The two-weekly cadence of weigh-ins is paying off as I’m seeing substantial drops between weigh in clusters.
Body fat is dropping whilst muscle mass is ‘increasing’ (it’s not really, it’s just holding steady and becoming a higher percentage as body fat drops).
Seeing this consistent drop is super motivating. Especially as I looked at Apple Health and saw my weight in stones (I was up to nearly 20st in January).
In my head, I thought I was 19 stone, but it turns out I’ve lost weight down to that.
Anyway, the levers I’m pulling over the next few weeks to keep weight loss progress going are:
Habit building to drive change
- Planning time better to make it easier to fit in healthy choices – food and activity
- Adding two activities in every day – some walking and some biking. With gym or runs on top of that.
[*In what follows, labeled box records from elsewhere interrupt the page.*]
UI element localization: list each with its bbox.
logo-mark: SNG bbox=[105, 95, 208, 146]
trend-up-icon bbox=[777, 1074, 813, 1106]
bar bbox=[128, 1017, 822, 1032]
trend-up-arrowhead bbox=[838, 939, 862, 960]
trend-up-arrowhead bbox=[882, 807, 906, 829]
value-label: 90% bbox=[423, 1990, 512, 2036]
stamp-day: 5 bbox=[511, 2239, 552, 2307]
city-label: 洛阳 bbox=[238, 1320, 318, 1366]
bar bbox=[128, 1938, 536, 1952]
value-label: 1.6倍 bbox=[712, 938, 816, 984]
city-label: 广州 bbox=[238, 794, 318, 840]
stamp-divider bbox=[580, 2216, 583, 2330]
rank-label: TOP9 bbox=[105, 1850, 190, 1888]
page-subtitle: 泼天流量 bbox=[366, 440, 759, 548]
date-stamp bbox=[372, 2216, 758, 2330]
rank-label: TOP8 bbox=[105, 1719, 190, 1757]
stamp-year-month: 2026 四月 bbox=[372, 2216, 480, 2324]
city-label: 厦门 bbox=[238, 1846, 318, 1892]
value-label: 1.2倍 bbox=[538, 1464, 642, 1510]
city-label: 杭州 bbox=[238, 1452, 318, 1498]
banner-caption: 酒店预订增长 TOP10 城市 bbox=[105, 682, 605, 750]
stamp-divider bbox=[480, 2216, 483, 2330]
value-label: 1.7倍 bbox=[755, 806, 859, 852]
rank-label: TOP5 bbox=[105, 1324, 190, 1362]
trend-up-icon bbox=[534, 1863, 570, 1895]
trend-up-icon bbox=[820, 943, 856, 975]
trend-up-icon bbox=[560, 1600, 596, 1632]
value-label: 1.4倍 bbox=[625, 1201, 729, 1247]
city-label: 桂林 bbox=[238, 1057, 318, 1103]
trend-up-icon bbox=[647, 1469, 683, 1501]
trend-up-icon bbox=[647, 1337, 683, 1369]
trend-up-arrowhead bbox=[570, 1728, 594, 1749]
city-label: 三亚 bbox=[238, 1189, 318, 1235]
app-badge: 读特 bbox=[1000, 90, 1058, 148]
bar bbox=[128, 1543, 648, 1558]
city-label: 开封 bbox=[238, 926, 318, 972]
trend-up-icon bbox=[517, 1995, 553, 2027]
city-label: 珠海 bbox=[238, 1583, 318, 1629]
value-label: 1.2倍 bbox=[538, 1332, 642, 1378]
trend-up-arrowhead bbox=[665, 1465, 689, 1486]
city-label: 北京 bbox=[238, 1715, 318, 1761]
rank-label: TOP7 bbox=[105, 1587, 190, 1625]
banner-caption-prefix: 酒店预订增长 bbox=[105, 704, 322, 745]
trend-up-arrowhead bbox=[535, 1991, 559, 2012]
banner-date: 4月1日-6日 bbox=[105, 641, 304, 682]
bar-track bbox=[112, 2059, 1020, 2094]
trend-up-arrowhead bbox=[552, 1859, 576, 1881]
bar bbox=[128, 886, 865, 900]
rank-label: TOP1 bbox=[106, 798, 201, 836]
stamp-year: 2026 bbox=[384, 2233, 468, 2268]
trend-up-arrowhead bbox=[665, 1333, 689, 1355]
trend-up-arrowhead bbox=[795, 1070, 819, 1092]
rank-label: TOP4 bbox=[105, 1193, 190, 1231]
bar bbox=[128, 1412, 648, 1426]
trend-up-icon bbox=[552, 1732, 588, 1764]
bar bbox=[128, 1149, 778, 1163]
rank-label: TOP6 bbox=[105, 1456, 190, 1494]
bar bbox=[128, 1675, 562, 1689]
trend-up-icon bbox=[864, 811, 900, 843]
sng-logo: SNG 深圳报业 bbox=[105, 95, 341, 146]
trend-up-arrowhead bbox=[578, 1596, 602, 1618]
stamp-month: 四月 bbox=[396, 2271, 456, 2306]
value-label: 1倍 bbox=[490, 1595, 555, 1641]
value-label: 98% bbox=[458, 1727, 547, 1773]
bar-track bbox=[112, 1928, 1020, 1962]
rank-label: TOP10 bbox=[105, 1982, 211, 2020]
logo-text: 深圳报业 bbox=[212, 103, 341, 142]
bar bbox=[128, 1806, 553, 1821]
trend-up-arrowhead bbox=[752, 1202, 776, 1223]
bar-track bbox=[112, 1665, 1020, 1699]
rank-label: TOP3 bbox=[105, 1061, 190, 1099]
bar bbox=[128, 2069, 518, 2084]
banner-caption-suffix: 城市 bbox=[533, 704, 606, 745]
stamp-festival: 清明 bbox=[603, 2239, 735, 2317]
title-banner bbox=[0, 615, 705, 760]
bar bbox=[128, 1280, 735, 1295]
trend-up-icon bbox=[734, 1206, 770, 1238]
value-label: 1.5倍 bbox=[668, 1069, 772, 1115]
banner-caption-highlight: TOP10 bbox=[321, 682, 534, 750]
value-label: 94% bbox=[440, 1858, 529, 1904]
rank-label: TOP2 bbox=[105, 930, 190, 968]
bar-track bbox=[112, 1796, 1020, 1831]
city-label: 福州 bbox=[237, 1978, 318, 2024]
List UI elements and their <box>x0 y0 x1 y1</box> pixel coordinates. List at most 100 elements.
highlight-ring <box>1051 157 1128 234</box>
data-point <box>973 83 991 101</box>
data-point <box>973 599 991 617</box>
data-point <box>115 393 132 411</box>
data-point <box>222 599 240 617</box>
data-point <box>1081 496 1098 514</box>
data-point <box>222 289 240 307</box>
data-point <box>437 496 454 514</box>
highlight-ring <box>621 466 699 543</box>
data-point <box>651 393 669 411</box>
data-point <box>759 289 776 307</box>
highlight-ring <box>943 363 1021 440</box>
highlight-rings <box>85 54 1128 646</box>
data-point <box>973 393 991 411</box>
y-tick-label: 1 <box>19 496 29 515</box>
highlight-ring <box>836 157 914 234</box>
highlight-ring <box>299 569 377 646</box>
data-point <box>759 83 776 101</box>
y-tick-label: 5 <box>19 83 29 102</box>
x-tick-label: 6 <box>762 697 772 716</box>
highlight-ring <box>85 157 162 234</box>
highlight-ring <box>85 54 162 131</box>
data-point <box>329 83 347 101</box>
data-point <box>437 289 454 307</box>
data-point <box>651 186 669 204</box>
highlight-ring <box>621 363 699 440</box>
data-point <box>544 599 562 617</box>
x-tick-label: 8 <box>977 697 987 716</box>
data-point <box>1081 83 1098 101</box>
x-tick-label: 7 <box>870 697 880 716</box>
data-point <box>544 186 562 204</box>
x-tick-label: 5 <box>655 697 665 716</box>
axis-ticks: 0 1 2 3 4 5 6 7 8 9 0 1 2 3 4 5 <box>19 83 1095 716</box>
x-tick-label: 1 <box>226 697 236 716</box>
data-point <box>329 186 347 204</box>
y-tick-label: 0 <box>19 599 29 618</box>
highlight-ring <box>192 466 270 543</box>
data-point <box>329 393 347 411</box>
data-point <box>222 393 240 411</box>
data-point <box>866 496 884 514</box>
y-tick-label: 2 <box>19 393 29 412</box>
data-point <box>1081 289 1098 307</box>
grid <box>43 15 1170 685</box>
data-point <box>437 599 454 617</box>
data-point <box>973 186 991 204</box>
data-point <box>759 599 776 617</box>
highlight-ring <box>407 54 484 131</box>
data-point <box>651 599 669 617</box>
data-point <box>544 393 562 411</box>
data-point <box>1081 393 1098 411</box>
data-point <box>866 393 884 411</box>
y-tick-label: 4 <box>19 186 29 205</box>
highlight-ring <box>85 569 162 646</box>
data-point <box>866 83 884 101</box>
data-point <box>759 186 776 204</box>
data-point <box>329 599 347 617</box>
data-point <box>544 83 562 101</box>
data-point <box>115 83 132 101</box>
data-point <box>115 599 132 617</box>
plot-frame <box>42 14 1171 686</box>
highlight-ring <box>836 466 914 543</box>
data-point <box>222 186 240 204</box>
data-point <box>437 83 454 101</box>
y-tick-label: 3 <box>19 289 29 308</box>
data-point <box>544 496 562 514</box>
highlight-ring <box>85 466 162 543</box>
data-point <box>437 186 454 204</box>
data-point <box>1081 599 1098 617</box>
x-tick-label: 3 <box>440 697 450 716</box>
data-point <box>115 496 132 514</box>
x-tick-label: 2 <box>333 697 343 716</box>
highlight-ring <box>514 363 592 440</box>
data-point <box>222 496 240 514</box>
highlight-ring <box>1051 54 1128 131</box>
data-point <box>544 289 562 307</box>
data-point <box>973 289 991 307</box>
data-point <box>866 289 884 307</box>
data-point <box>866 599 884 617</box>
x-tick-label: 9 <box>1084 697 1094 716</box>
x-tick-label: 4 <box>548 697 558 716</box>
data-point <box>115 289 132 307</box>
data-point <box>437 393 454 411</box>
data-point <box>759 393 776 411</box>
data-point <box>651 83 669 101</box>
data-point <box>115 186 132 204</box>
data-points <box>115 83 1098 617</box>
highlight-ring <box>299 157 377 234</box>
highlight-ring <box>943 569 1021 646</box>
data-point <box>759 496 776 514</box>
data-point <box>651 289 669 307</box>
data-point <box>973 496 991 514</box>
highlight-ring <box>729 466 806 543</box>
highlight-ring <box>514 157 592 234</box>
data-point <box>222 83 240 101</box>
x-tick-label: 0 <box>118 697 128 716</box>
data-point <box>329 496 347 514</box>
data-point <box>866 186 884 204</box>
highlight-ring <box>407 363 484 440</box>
The top one is, I think, going to be a cornerstone habit. Building out from the idea of working on ‘The thing before the thing’. What are the things you have to do to make success happen.
An example of that was doing a food shop where everything in my basket (except Hot Cross Buns) was aimed at hitting one of my nutrition goals (150g of protein a day, veg or fruit with every meal (veg with breakfast still doesn’t compute), and keep below 2,000 calories a day).
By making healthier choices when I shopped, I could make healthier choices when I was looking at what to make. Past me helping future me by doing the thing before the thing.
Let’s see where I get to this month.